To mark the one-year anniversary of the Morningstar Analyst Rating for Funds, we look at how they've done so far.
Has it been a year already?
A year ago we launched our Morningstar Analyst Ratings for Funds. Moving from picks and pans, we adopted a five-tiered medal system with Gold ratings at the top, then Silver, Bronze, Neutral, and Negative. These medals are based on our view of a fund's long-term prospects for strong risk-adjusted performance. Essentially we are looking for funds with more competitive advantages than disadvantages. If the advantages and disadvantages cancel each other out, then we’ll likely rate a fund Neutral. If the disadvantages outweigh the advantages, we may rate it Negative.
To mark the analyst ratings’ one-year anniversary we’ll take a look at their record since their launch. Because one-year is too-short a time period for a definitive judgment, we’ll also look at our analysts’ recommendations' longer-term results, treating our former Fund Analyst Picks like Gold-rated funds.
The Long Term
Let’s start with our long-term batting averages. This one is pretty simple.

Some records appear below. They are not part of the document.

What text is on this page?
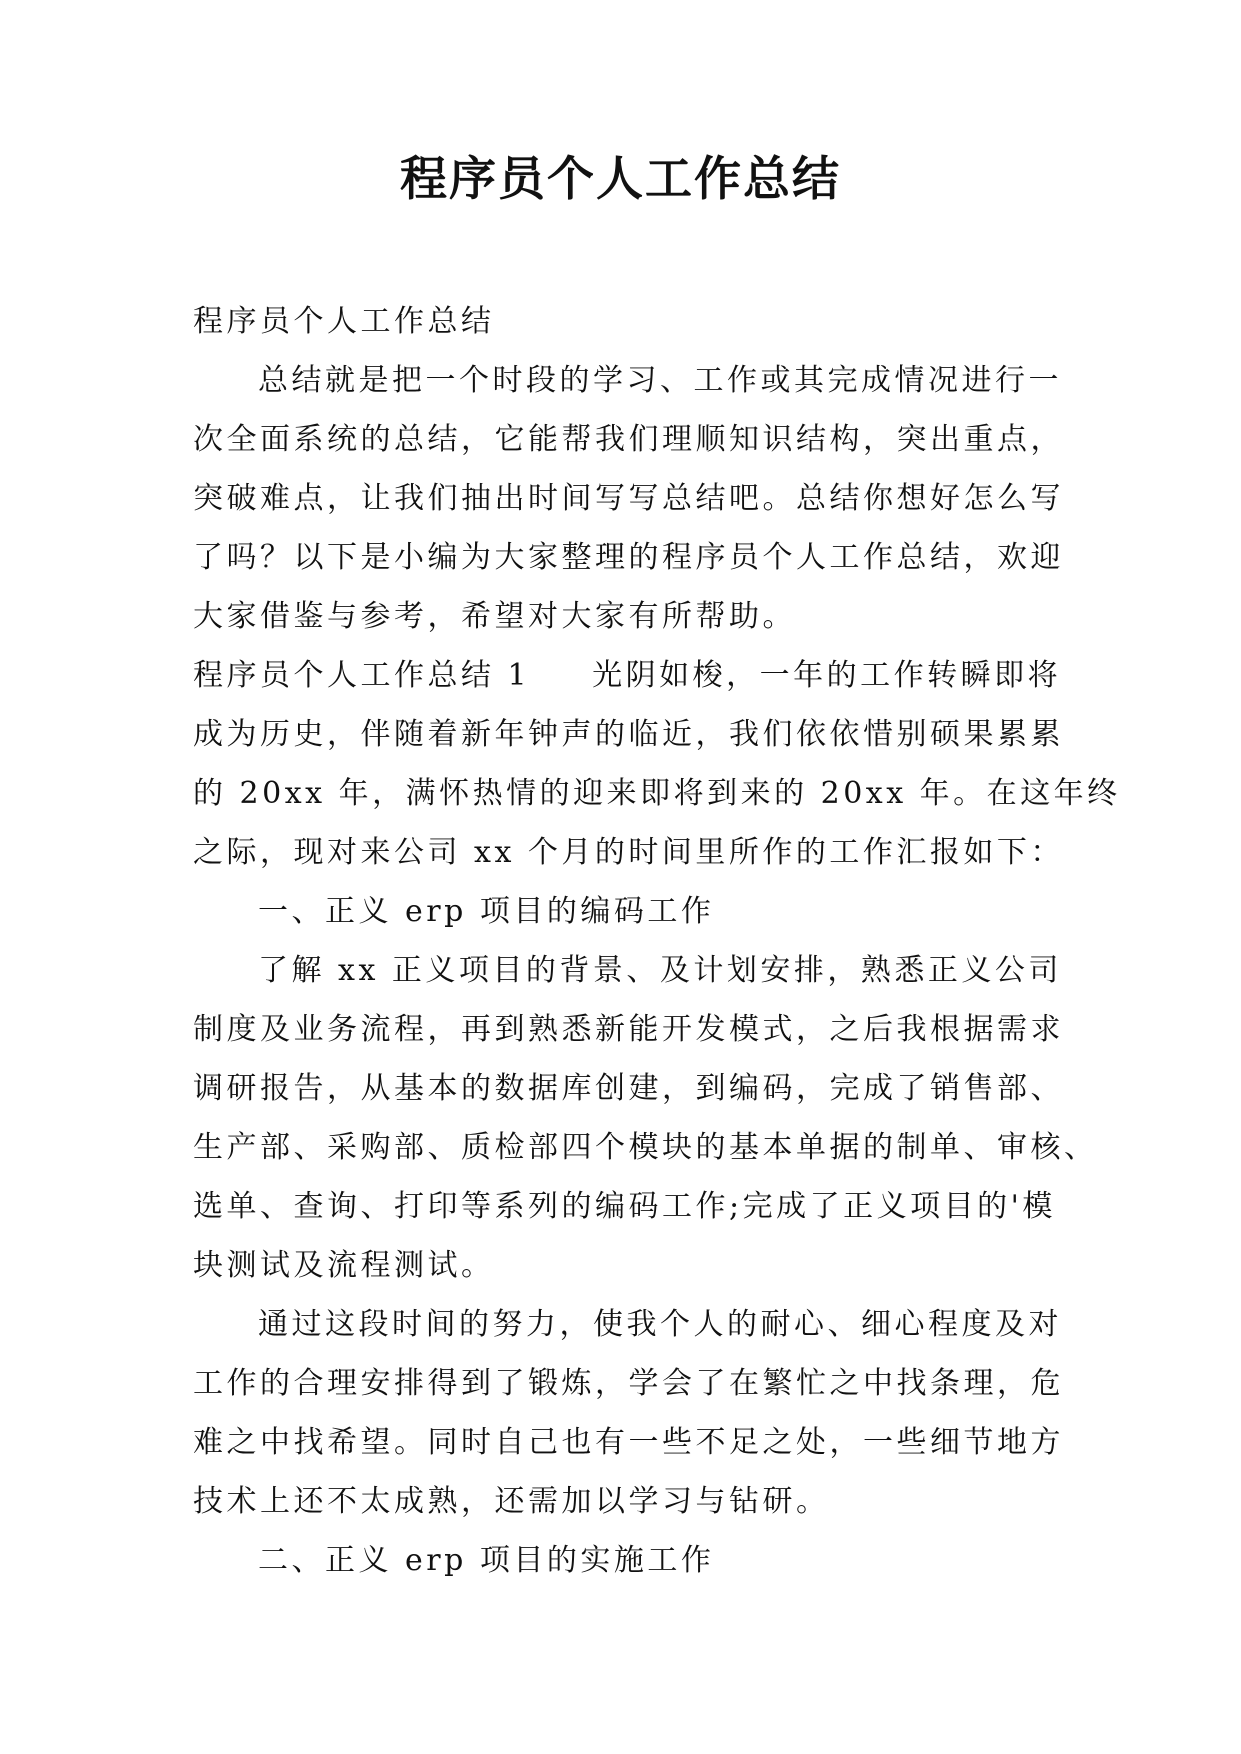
程序员个人工作总结
程序员个人工作总结
总结就是把一个时段的学习、工作或其完成情况进行一
次全面系统的总结，它能帮我们理顺知识结构，突出重点，
突破难点，让我们抽出时间写写总结吧。总结你想好怎么写
了吗？以下是小编为大家整理的程序员个人工作总结，欢迎
大家借鉴与参考，希望对大家有所帮助。
程序员个人工作总结 1 光阴如梭，一年的工作转瞬即将
成为历史，伴随着新年钟声的临近，我们依依惜别硕果累累
的 20xx 年，满怀热情的迎来即将到来的 20xx 年。在这年终
之际，现对来公司 xx 个月的时间里所作的工作汇报如下：
一、正义 erp 项目的编码工作
了解 xx 正义项目的背景、及计划安排，熟悉正义公司
制度及业务流程，再到熟悉新能开发模式，之后我根据需求
调研报告，从基本的数据库创建，到编码，完成了销售部、
生产部、采购部、质检部四个模块的基本单据的制单、审核、
选单、查询、打印等系列的编码工作;完成了正义项目的'模
块测试及流程测试。
通过这段时间的努力，使我个人的耐心、细心程度及对
工作的合理安排得到了锻炼，学会了在繁忙之中找条理，危
难之中找希望。同时自己也有一些不足之处，一些细节地方
技术上还不太成熟，还需加以学习与钻研。
二、正义 erp 项目的实施工作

We want to know what your chances of outperformance would have been had you purchased an analyst pick or Gold-rated fund. So we determine which funds outperform or underperform and then weight that based on the amount of time they were picks or Gold funds.
Through the end of October 2012, 66% of our top U.S. stock funds outperformed over the past 10 years, while 69% outperformed over the trailing five years. For taxable-bond funds, 84% have outperformed over the past 10 years, while 88% have outperformed over the past five years. For municipal-bond funds, 94% of our gold/picks outperformed over the past 10 years and 90% outperformed in the past five years.
International-stock picks/Gold outperformed 73% of the time over the past 10 years and 75% over the past five years. Balanced funds outperformed 89% over the past 10 years and 87% over the past five years.
- source: Morningstar Analysts
Versus the Index
Batting averages tell you about your chances of success, but they don’t tell you the degree of out- or underperformance, so we also calculate a portfolio level return that we compare with benchmarks. For U.S. equity, our top-rated U.S. Morningstar Style Box category funds (which includes top-rated passive funds that aim to track but not beat their indexes) have produced an annualized return of 8.0% compared with 6.9% for the S&P 500 Index over the trailing 10 years ended Oct. 31, 2012. For the trailing five years ending in October, they are a hair behind the S&P 500 with a small 0.3% gain compared with 0.4% for the benchmark.